I was wondering if anyone has ever used an electric planer to make a jointer. I was thinking that I could mount it upside down somehow and run my boards across it. 

My main concern is if the planer is capable of something like this.


----------



## woodnthings (Jan 24, 2009)

*interesting idea, but...*

A jointer requires long tables front and back to insure no variation in the depth of cut. Your hand held power planer, even if securely mounted, would require some serious innovation to extend the front shoe and body. I would not recommend it as there are other solutioons that are easier... table saw with 2 piece slight offset fence, a router table with the same type of fence, and finally for edge jointing only, a table saw sled for straight lining boards.

http://www.woodworkingtalk.com/f2/straight-line-rip-jig-used-29290/


----------



## Pauley (Jan 21, 2012)

bigone5500 said:


> I was wondering if anyone has ever used an electric planer to make a jointer.
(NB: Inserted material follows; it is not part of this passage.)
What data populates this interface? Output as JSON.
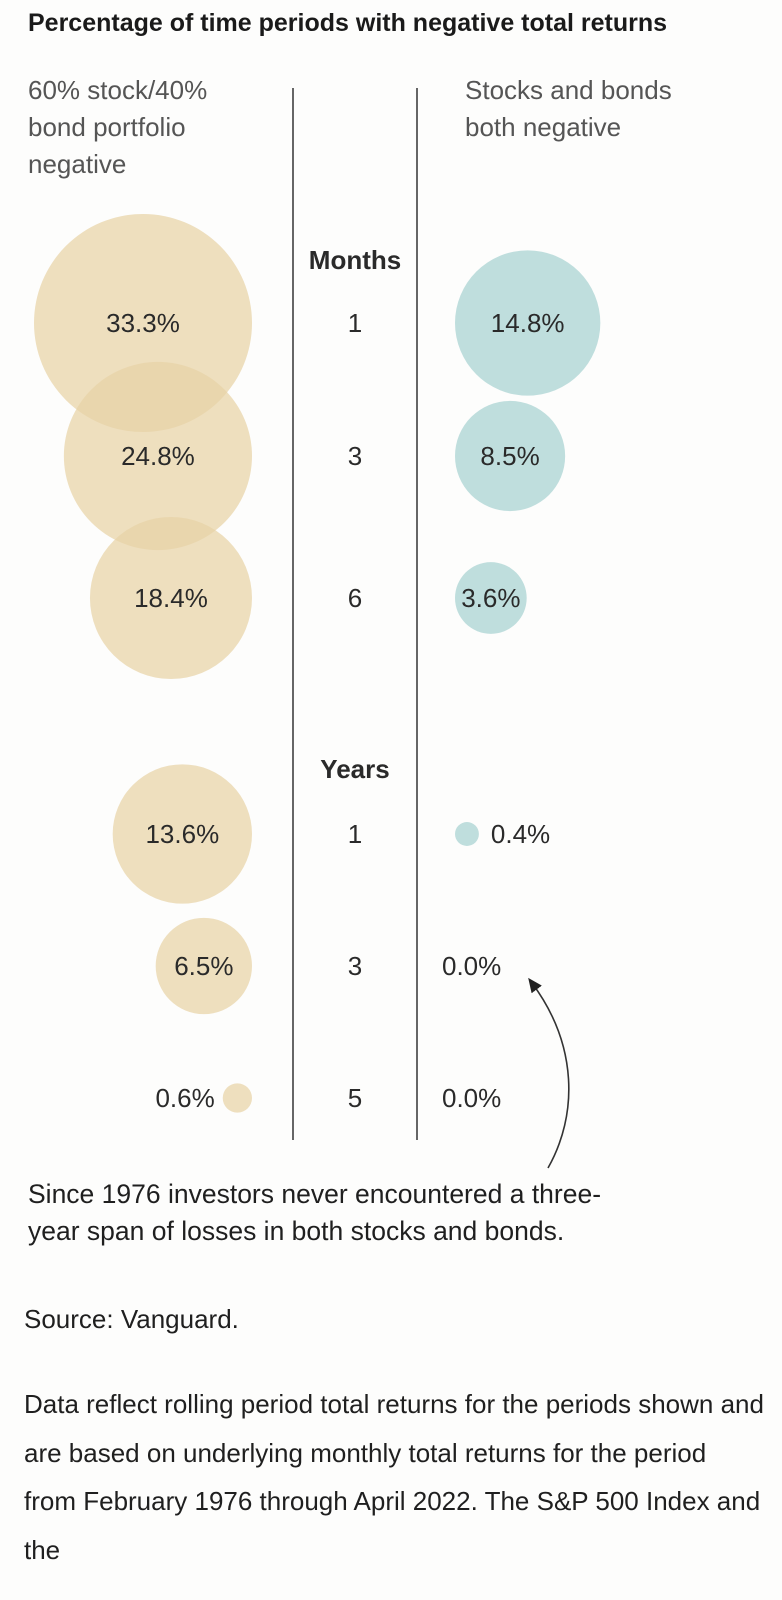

I was thinking that I could mount it upside down somehow and run my boards across it. My main concern is if the planer is capable of something like this.
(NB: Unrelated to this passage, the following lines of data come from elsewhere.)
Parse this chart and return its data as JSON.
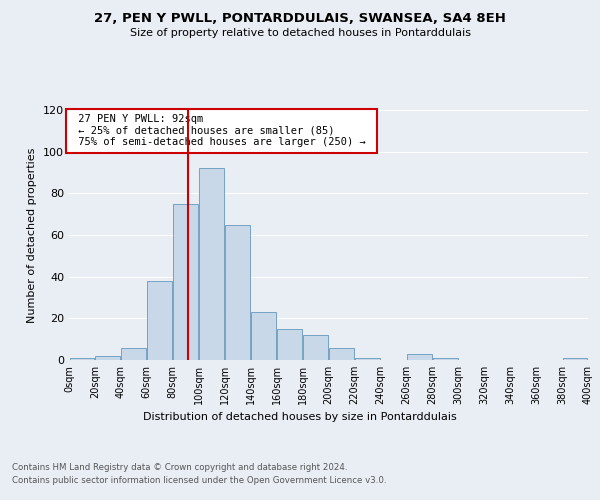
{
  "title1": "27, PEN Y PWLL, PONTARDDULAIS, SWANSEA, SA4 8EH",
  "title2": "Size of property relative to detached houses in Pontarddulais",
  "xlabel": "Distribution of detached houses by size in Pontarddulais",
  "ylabel": "Number of detached properties",
  "footnote1": "Contains HM Land Registry data © Crown copyright and database right 2024.",
  "footnote2": "Contains public sector information licensed under the Open Government Licence v3.0.",
  "annotation_title": "27 PEN Y PWLL: 92sqm",
  "annotation_line1": "← 25% of detached houses are smaller (85)",
  "annotation_line2": "75% of semi-detached houses are larger (250) →",
  "bin_edges": [
    0,
    20,
    40,
    60,
    80,
    100,
    120,
    140,
    160,
    180,
    200,
    220,
    240,
    260,
    280,
    300,
    320,
    340,
    360,
    380,
    400
  ],
  "bar_heights": [
    1,
    2,
    6,
    38,
    75,
    92,
    65,
    23,
    15,
    12,
    6,
    1,
    0,
    3,
    1,
    0,
    0,
    0,
    0,
    1
  ],
  "bar_color": "#c8d8e8",
  "bar_edge_color": "#6699bb",
  "vline_x": 92,
  "vline_color": "#cc0000",
  "annotation_box_color": "#cc0000",
  "ylim": [
    0,
    120
  ],
  "yticks": [
    0,
    20,
    40,
    60,
    80,
    100,
    120
  ],
  "bg_color": "#e8eef4",
  "grid_color": "#ffffff"
}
You could always use a hand plane..


----------



## bigone5500 (Feb 9, 2014)

woodnthings said:


> A jointer requires long tables front and back to insure no variation in the depth of cut. Your hand held power planer, even if securely mounted, would require some serious innovation to extend the front shoe and body. I would not recommend it as there are other solutioons that are easier... table saw with 2 piece slight offset fence, a router table with the same type of fence, and finally for edge jointing only, a table saw sled for straight lining boards.
> 
> http://www.woodworkingtalk.com/f2/straight-line-rip-jig-used-29290/


That looks interesting. I may try that method.

Thanks!


----------



## FrankC (Aug 24, 2012)

Somewhere out there in the WWW there is a site where the author describes how he managed to wedge a power planer upside down in a wooden box to do exactly what you describe.
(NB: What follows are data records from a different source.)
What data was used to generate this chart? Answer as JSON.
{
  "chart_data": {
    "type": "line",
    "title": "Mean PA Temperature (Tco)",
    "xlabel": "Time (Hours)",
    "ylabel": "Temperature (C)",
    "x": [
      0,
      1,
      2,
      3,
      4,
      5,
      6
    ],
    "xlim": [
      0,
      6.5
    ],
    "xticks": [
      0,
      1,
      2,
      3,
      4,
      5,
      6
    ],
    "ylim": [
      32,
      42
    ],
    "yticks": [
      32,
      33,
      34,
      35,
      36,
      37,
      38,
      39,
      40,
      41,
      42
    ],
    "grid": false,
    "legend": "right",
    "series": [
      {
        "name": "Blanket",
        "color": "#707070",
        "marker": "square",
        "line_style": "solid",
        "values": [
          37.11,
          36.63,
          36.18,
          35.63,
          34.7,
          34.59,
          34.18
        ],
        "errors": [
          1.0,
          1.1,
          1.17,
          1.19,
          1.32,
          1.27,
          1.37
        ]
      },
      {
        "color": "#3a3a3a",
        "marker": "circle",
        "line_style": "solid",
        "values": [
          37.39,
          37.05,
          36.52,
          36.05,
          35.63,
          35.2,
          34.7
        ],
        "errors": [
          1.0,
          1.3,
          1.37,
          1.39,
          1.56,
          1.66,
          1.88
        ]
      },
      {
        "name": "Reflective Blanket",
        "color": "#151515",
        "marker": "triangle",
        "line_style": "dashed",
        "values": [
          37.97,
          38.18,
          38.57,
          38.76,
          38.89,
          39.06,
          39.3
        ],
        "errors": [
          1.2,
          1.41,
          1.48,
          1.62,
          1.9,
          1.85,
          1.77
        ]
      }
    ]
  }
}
Can't find the site anymore, perhaps unfortunately, he was not able to keep it updated with no fingers.

I have seen older 4" jointers at garage sales for $25.00 which would be my choice if it was just for casual work, or do as suggested with the table saw jig.


----------



## Anywhy30 (Dec 2, 2011)

bigone5500 said:


> I was wondering if anyone has ever used an electric planer to make a jointer. I was thinking that I could mount it upside down somehow and run my boards across it.
> 
> My main concern is if the planer is capable of something like this.


I have locked mine upside down in the shop vice.. Only ounce, for nice edges for my sons cedar book shelf.. They say love is blind that way! That might be a better post for another area


----------



## knotscott (Nov 8, 2007)

A hand planer won't be able to face joint a very wide board. If you're planning to skip the face and only do edge jointing, your board won't be perfectly flat, plus edge jointing can easily be done with a router or TS, so I don't see the point of spending the time trying coax a hand planer into service unless the only option you currently have.


----------



## orgelbau (Jun 18, 2014)

This website may provide some answers and ideas...

http://woodgears.ca/jointer/mike/

There are many examples of similar projects that use a 12" portable planer for parts to create a homemade 12" jointer.

If I hadn't just picked up a 10" jointer/planer today, I would consider making one for my shop.


----------